Finance minister Patrick Chinamasa’s US$4,1 billion 2017 National Budget has many deficiencies but two prominent ones have stuck out like a sore thumb: the celebration of mediocrity and the government’s stark refusal to live within its means.
Comment: The Zimbabwe Independent Editor
Once upon a time, Zimbabwe was an economic powerhouse in this part of Africa. Today, we are the problem child of an entire continent.
If we agree that a national budget is the single most important policy document of any government, we must also appreciate the need to subject the 2017 budget to meticulous scrutiny.
The size of the national budget should worry everyone. It has shrunk and stagnated since 2013, proving that the ZimAsset economic blueprint is a hollow political wish list with nothing useful to offer the long-suffering people of Zimbabwe.
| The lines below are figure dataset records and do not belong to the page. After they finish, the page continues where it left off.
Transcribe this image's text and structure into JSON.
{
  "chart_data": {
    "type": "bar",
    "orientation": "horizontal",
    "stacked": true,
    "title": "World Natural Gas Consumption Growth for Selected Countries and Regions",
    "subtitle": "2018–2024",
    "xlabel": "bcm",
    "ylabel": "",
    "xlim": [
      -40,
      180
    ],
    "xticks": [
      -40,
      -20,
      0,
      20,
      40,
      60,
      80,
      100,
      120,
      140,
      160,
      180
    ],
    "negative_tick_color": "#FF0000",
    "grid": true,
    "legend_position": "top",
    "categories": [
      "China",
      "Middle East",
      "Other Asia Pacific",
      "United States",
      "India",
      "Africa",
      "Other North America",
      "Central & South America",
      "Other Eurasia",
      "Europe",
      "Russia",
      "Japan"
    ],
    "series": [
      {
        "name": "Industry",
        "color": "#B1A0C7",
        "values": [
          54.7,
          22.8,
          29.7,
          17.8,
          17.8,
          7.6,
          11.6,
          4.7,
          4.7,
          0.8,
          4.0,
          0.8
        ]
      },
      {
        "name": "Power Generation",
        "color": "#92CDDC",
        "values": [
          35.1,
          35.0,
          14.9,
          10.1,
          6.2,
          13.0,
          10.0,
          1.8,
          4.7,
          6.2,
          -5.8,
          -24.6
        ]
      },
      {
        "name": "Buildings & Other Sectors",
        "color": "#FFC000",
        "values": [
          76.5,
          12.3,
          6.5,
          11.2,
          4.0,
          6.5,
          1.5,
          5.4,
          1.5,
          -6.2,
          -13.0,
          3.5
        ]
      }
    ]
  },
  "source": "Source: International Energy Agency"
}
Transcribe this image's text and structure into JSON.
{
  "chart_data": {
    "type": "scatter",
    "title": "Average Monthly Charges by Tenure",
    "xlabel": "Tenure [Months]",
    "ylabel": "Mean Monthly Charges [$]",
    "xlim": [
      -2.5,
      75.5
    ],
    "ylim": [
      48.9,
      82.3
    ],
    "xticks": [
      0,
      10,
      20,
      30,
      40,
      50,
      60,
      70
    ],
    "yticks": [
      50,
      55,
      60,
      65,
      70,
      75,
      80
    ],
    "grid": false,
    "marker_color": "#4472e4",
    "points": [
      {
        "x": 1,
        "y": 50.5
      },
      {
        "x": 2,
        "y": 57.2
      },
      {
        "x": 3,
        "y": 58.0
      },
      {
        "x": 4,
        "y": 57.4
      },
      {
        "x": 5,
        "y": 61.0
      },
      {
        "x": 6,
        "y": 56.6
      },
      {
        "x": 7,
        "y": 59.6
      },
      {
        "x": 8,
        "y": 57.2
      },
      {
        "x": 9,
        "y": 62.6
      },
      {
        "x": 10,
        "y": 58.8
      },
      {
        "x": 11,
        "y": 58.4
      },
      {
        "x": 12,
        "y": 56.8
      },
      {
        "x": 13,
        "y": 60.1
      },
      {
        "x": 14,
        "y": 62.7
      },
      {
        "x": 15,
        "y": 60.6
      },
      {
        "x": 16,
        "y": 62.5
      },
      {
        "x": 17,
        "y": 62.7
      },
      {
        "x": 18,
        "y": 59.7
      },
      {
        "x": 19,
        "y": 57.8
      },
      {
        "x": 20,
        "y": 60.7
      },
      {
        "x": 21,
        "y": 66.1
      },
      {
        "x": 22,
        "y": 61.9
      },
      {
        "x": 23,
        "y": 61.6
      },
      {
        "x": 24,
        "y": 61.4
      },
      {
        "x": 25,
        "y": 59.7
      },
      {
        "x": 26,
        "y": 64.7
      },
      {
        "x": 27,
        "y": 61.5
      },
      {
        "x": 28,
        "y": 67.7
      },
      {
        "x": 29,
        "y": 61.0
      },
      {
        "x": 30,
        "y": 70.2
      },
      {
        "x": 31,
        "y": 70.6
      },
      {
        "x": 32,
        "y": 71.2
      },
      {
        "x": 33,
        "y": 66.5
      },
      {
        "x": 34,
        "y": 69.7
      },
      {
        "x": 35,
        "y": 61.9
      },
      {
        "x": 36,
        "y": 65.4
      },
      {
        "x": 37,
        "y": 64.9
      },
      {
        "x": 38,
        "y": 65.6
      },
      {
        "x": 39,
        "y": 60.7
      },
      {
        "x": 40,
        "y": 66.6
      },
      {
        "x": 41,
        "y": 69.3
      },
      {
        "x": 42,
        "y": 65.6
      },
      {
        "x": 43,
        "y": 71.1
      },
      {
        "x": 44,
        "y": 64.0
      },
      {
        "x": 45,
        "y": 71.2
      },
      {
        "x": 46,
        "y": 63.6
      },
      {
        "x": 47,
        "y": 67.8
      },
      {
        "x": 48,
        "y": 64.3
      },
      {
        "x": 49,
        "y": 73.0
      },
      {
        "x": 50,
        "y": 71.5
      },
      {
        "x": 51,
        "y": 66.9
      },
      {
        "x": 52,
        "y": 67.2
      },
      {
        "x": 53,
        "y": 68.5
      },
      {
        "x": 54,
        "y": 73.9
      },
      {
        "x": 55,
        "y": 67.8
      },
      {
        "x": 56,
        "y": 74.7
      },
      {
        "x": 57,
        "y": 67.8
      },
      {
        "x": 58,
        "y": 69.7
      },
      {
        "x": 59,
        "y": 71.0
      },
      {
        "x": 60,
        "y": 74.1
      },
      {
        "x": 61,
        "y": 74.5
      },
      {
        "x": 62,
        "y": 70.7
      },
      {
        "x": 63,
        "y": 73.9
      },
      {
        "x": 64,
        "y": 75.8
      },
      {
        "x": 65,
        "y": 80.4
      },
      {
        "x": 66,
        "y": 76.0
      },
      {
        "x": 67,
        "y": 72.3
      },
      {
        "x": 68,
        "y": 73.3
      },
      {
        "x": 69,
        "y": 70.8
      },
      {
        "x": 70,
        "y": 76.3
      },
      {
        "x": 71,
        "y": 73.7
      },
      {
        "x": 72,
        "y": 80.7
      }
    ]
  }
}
Let’s put the size of the budget into proper perspective. Shoprite, a South African supermarket chain, posted a turnover of R130 billion in the year ending June 2016. This means Zimbabwe’s 2017 budget is less than half the turnover of a group of retail shops. In the circumstances, should we really be surprised that the South African company made a strategic decision to withdraw from Zimbabwe?
The underwhelming size of the budget is not the only headache. Government’s profligate spending, the refusal to live within its means, has become a major source of economic turmoil.
This failure to abide by the basic tenets of fiscal prudence is even reflected in the 2017 budget’s total projected revenue figure of US$3,7 billion. How on earth will the government finance the US$400 million deficit? It is trite economics that a government which budgets for failure cannot inspire confidence.
The government lacks fiscal discipline. There is no demonstrable willingness to maintain smooth financial system operations or uphold long-term fiscal health and stability.
Government domestic debt — which stood at US$3,7 billion as at October 2016 — is clearly unsustainable. In a normal economy, Treasury Bills (TBs) are a useful short-term instrument for raising funds via open market operations. But in Zimbabwe’s case, TBs have not been deployed prudently. In fact, TBs are a ticking time bomb. Long before bond notes spooked the market, the authorities were churning out TBs which, to all intents and purposes, were effectively a local currency by another name.
TBs constitute a major component of government domestic debt. Taking into consideration the high likelihood of default upon maturity by the broke government, the commercial paper is posing significant systemic risk to banks and the entire financial sector.
President Robert Mugabe’s government knows the solution to all this: far-reaching reforms. Predictably, there is a stubborn reluctance to ring in the changes. The political will is simply not there— that is why the Zimbabwean crisis is essentially centred on leadership failure. But Mugabe must be told that the pressing need for austerity is no longer a dismissible opposition slogan, but a strategic imperative for national survival.